The chalcopyrite semiconductor, CuInSe₂ (CIS), and related quaternary compounds have emerged as promising light absorber layer materials in the large-scale production of low-cost, high-efficiency solar cell devices, and several techniques have been developed for the film and crystal growth of CIS [1], [2], [3], [4]. Especially, a two-stage process, which includes (i) the preparation of a Cu–In metallic precursor film, and (ii) the selenization of the precursor film at a high temperature, is a promising technique for the deposition of large-scale CIS films [3], [4]. Although Cu–In nanoparticles are favorable materials for the preparation of these metallic precursor films, Cu–In thin film phases have usually been synthesized using vacuum deposition processes, such as sputtering and co-evaporation [5], [6], [7], [8], [9], [10], which require high manufacturing costs.

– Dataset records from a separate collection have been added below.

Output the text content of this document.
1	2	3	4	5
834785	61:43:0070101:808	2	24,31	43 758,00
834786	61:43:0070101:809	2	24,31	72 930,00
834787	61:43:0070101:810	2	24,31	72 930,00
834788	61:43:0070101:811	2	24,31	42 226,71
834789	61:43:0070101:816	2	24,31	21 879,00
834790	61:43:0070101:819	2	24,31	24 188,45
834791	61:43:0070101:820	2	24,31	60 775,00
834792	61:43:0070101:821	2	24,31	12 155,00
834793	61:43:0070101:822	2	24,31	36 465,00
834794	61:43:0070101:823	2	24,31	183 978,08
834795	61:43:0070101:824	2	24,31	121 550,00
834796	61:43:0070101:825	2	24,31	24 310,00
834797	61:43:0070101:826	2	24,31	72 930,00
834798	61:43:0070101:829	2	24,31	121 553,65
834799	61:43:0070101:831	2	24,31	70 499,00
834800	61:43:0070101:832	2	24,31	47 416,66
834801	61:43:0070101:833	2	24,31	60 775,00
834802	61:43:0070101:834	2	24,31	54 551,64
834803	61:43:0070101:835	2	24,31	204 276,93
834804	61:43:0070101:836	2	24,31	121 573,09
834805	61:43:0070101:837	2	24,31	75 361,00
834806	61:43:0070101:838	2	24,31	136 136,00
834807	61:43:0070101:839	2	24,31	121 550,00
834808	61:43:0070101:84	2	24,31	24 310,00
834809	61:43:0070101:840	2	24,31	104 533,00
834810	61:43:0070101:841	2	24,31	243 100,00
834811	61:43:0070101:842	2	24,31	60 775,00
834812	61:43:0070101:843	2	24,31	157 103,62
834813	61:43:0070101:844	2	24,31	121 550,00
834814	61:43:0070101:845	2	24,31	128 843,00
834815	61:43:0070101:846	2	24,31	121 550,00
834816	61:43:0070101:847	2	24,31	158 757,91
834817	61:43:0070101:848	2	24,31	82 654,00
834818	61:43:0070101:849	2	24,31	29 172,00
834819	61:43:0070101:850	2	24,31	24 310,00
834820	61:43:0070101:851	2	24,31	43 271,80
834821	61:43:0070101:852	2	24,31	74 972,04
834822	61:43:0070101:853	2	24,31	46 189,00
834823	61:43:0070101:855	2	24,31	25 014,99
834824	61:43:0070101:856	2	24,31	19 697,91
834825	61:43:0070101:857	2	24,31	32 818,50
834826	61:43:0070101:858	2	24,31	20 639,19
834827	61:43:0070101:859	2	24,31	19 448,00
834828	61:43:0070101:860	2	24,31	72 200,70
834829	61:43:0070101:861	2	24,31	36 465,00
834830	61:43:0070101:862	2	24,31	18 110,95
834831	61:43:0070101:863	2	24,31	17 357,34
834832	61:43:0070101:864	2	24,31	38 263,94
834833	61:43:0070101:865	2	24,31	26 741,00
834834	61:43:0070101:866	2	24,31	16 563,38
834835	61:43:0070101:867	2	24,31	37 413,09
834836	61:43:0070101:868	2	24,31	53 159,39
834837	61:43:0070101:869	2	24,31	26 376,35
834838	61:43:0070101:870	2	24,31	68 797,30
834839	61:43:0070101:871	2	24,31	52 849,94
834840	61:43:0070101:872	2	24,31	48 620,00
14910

Cu–In compounds can be synthesized through physical and chemical methods, and one of the representative physical methods is a melt atomization technique that was reported by Norsworthy et al. [11] This method was used to obtain a solar cell conversion efficiency of 10.5% through paste-coating. However, this approach requires a high-temperature over 900 °C under a hydrogen atmosphere and produces large, non-uniform Cu–In metal powders.

An alternative method for producing Cu–In nanoparticles is a chemical reduction that is the most common process for the synthesizing of homogeneous and nano-sized metallic powders with low-cost, fast and mild solution conditions. This chemical reduction requires the use of reducing agents and surfactants in order to protect the surfaces of the metal particles. While several reports have demonstrated the synthesis of copper and indium monometallic nanoparticles using chemical methods [12], [13], [14], [15], [16], [17], [18], [19], [20], no reports have described the low-cost synthesis of Cu–In bimetallic nanoparticles using the chemical reduction method for the growth of a CIS-type absorber layer for thin film solar cell applications. This work presented a systematic synthesis method for Cu–In intermetallic nanoparticles through the borohydride reduction in a solution at room temperature under an ambient pressure.